December 26, 2001

Just leveling off at the start of a long homebound leg, my mind started to wander. I thought about a morning early last summer when I laid half asleep under the nose of my plane, the sun warming me through the blanket that was holding the chill at bay. I was comfortable, drifting in and out of sleep as different planes arrived and taxied into adjacent parking areas. The little four cylinder engines made a ticky sort of sound, the bigger six- cylinder engines sounded much smoother, but only the big radial engines could make the smooth purr of contented lions.

I was at Geneseo, and I had been one of the day's first arrivals. The morning had started with a three- thirty wake up in Newark NJ after a long nap, and I had returned to Elmira with a load of freight before six. I jumped from the company plane into my own plane and continued up the valley to Genesseo for their airshow. Pretty much, naps had sustained me for the previous twenty four hours, and would have to suffice for the next twelve.

Since I had arrived so early, I laid down and took another nap before all the activity started. I fell asleep promptly and had slept for an hour before the commotion gradually woke me up. It was on that morning that I realized that the happiest pilots have no circadian rhythm. They can sleep any time of day, and can be alert any time of night, whatever is required.

Those thoughts were passing through my mind as I departed northward from Salsbury, Maryland with a winter sun risen high in the sky. My day had started in Elmira at seven the night before, and after the plane was loaded, I had to wait out a traffic delay before I could depart for Newark. I arrived late and settled in for my midnight nap only to be awakened two hours later by the telephone. I was told that I had to leave for Baltimore in one hour, rather than returning to Elmira in two hours.

One of our airplanes had broken, and I was the most available short- notice replacement; there was ample time to move another plane and pilot to cover the Elmira flight later. I had never been to Baltimore, but I stirred a few numbers around with a quick cup of coffee and by three I was flying south with a full load of freight. I laid over for a few more hours and took another full load down the DelMarVa peninsula, to Salsbury, before returning home.

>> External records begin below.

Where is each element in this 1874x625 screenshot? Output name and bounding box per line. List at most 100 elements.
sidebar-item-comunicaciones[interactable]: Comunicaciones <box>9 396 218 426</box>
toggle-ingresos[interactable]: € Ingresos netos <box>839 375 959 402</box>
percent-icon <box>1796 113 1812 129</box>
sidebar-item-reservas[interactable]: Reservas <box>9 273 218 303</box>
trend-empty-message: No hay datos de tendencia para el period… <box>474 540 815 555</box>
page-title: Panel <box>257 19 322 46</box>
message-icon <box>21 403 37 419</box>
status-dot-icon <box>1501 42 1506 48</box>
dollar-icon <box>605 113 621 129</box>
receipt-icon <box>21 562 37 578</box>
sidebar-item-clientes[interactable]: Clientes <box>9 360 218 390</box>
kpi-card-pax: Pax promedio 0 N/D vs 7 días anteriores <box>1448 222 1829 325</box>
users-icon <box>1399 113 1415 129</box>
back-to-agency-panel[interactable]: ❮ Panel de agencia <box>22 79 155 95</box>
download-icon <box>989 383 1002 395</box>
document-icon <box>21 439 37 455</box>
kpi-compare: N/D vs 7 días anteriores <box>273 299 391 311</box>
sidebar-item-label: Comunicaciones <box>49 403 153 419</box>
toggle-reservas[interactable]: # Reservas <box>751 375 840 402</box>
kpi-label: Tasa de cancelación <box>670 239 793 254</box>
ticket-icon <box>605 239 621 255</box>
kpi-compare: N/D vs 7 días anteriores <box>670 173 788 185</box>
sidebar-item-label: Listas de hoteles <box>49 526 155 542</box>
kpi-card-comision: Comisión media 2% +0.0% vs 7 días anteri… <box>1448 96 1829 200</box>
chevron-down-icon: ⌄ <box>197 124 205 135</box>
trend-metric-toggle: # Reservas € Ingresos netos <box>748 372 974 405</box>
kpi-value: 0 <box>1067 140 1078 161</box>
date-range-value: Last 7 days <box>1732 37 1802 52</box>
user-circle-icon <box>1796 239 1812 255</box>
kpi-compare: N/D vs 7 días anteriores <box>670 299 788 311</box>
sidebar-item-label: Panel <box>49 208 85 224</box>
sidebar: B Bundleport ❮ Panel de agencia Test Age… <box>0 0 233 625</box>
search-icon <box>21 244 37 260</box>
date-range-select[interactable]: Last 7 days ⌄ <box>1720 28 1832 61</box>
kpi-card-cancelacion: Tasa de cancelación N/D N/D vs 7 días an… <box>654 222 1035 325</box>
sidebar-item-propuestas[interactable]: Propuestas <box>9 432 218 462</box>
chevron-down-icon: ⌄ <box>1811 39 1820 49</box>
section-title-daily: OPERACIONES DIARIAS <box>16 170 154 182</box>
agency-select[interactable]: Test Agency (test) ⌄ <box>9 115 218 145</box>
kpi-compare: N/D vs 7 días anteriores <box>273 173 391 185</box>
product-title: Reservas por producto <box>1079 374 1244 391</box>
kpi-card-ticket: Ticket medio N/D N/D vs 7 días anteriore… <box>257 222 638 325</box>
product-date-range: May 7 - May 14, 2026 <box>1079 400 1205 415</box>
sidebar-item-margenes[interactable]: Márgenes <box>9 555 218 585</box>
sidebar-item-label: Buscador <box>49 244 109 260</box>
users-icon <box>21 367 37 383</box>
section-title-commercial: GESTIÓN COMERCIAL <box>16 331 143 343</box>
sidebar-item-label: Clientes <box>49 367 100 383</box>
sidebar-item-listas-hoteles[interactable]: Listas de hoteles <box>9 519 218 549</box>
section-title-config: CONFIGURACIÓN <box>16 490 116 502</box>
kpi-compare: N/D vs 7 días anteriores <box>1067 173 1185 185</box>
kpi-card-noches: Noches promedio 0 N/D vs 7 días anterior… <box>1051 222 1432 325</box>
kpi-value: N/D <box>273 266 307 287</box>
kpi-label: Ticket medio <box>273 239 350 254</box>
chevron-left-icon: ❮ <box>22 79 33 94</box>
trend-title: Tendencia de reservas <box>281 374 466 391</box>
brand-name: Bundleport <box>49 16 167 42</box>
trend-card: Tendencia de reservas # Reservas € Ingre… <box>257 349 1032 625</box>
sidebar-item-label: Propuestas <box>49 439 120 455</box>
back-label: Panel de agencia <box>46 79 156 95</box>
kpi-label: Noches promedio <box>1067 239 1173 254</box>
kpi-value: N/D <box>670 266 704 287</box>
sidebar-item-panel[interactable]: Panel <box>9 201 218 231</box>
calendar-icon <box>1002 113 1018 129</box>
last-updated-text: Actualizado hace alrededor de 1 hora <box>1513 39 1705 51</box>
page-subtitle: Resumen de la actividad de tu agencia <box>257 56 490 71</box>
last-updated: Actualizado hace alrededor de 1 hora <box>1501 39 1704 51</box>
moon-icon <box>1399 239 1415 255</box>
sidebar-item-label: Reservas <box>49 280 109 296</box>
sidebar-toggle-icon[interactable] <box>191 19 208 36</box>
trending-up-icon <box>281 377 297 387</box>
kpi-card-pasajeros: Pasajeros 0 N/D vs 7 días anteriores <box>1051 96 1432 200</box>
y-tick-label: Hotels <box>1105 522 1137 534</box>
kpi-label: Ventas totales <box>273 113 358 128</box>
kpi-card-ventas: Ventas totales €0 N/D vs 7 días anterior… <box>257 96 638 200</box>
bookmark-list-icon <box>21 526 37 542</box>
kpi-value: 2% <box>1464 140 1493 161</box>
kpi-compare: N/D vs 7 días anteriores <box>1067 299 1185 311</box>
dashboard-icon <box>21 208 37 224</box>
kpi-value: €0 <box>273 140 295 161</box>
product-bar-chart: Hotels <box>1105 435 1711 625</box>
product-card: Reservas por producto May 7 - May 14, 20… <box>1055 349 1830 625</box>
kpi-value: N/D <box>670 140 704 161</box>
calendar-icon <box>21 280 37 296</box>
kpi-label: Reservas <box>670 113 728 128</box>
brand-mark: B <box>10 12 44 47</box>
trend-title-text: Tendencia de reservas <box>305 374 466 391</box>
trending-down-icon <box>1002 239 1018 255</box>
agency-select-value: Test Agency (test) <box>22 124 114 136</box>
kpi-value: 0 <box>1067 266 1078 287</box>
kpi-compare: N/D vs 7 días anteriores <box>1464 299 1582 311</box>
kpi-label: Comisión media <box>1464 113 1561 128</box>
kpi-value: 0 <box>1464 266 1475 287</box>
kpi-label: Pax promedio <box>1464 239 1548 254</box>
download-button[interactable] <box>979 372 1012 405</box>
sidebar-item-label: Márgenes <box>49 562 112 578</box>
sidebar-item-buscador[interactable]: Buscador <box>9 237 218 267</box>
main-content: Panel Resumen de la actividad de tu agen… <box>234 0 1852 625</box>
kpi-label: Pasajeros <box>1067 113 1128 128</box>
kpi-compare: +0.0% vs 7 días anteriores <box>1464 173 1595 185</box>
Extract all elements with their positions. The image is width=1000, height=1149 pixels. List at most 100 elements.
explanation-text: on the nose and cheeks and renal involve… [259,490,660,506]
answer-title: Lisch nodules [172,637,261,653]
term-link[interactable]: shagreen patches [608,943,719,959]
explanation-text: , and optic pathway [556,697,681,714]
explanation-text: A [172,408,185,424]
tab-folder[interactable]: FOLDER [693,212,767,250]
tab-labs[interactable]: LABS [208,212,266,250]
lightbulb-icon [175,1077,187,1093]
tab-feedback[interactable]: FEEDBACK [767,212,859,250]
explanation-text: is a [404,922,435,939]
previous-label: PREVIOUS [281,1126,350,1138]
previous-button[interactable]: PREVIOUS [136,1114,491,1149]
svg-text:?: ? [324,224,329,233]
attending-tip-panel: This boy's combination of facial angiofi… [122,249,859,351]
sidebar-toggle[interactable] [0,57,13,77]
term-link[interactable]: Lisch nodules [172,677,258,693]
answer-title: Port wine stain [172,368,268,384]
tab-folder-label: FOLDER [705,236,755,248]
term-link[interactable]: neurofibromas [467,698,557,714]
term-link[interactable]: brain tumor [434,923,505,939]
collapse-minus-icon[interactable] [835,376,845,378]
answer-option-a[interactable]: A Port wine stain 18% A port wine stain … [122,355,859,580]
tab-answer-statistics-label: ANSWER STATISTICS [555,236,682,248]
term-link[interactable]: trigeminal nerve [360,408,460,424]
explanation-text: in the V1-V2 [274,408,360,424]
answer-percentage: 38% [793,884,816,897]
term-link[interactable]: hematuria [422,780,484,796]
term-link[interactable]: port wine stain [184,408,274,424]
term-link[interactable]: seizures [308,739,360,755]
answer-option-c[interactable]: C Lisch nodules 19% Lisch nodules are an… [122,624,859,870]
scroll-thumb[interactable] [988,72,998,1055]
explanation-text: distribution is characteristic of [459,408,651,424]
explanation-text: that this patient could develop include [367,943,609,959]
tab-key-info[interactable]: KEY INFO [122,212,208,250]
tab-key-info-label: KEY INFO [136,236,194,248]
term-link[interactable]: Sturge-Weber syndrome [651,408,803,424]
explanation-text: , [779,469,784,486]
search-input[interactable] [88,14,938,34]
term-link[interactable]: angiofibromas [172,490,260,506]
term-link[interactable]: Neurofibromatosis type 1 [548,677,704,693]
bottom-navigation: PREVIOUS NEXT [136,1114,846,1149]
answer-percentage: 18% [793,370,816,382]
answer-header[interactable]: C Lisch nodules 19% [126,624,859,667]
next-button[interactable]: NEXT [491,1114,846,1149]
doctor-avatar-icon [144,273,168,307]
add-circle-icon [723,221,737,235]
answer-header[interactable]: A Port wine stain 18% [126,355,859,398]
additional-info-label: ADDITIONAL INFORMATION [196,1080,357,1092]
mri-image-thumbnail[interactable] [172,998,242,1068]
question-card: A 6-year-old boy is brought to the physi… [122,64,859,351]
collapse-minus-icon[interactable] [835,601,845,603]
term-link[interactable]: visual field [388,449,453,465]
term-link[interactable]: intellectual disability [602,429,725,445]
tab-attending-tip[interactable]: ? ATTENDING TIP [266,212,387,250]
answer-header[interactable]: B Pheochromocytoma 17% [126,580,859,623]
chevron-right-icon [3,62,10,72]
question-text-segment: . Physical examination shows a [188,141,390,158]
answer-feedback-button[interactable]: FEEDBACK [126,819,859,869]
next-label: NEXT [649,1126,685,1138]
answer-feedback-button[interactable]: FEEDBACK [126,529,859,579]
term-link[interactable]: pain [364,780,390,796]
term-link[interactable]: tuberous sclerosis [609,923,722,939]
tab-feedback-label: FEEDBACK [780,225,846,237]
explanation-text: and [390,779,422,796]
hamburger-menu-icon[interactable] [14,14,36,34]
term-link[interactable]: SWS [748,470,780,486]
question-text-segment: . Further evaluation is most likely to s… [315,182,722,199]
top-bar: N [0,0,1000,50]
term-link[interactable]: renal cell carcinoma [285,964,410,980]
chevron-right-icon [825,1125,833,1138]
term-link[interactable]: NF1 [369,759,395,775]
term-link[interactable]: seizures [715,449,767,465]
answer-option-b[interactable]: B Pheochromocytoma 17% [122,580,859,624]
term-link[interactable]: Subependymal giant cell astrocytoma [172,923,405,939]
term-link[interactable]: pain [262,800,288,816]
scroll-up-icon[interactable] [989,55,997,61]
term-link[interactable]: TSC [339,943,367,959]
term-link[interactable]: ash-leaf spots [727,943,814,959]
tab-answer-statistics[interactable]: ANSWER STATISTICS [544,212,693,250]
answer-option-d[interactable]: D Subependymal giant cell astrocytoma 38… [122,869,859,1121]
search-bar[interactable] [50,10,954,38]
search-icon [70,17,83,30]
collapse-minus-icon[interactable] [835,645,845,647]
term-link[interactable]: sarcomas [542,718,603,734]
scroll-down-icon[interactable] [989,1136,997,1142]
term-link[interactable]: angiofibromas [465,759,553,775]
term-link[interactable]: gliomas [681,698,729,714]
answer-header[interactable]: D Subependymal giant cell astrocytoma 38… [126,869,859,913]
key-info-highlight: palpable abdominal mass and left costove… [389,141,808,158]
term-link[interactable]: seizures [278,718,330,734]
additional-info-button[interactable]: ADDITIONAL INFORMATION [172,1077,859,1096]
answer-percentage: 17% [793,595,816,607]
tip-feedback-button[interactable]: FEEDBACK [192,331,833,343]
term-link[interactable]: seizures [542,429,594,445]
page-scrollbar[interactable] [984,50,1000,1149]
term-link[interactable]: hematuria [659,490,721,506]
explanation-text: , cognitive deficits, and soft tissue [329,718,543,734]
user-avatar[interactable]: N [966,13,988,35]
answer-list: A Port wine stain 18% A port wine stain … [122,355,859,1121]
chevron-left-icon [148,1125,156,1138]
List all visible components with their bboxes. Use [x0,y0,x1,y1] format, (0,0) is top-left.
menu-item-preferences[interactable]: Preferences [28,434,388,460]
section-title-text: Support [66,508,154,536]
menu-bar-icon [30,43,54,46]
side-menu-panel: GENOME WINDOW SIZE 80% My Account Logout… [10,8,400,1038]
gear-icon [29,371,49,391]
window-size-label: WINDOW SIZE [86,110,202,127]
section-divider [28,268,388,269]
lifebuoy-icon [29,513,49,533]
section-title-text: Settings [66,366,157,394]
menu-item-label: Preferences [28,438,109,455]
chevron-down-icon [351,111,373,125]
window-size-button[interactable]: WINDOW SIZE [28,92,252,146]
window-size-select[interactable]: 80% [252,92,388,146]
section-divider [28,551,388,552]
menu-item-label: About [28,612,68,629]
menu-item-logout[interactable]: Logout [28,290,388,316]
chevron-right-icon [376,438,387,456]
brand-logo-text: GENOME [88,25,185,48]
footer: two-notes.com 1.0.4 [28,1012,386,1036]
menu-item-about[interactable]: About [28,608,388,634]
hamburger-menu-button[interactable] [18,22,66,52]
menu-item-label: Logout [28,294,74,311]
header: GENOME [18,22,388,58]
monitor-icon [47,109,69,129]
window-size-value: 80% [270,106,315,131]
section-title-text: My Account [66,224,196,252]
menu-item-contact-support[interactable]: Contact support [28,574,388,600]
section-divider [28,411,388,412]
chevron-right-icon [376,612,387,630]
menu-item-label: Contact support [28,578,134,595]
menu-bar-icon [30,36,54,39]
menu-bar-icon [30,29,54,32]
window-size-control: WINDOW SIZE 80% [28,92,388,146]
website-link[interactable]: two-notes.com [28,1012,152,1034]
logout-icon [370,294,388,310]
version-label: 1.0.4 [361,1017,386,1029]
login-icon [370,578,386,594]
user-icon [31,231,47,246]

It was all part of an interesting week, one which I had been anticipating since I learned that "my" Elmira- Newark run would be resurrected for a one- week reprise at the end of the busy Christmas shipping season. I had flown this run since my very first night with the company, and did it for the next two years until the my run was redirected to Syracuse each night. I missed the longer flight and the variety of the trip into the city.

By the end of the week, I had my fill of everything I had hoped for. It turned out to be 70 hours long, with triple my normal week's flight time. I had a rainy night, a clear night, lake- effect snow and icy clouds. Once again I watched as the lights of familiar cities, towns, and country crossroads slid past me. On three evenings I was able to cruise above clouds that were brightened by a crescent moon. For the first time ever, I had a chance to see the Chesapeake Bay area, with its tidal marshes, estuaries, and lush farmland.

I also had a chance to cast a few glances at Lower Manhattan as I flew in and out of Newark. I remember as a teenager going into the City to shop in the electronics stores on Courtland Street, where the World Trade Center was to be built. I remember the leaflet campaigns against the plans, but even as a kid I realized that the construction was inevitable.

My favorite recollection of the buildings is from a summer evening when I was on a long approach to land to the east at Newark. The towers were almost directly ahead of me, but beyond the airport and beyond New York Harbor. There was a fireworks display on the water that evening, and the glass faces of the towers showed reflections of the bright and colorful bursts. There's nothing there now; the fires are out but bright lights burn all night long while the demolition continues.

I had offered to fly the Newark run because I wanted to fly. I wanted to sit alone in the plane as it droned through the darkness and the weather. I wanted the time to enjoy the rhythm of a longer trip while listening to some favorite CDs. I did all that plus the Maryland trip and two extra trips to Syracuse as well. I worked, slept, went back to work, and caught a few naps in between.

I slept well through Sunday morning, after the week was done. I was content that I had received my wish... and I was filled with a new appreciation for the short hours of my regular Elmira- Syracuse schedule.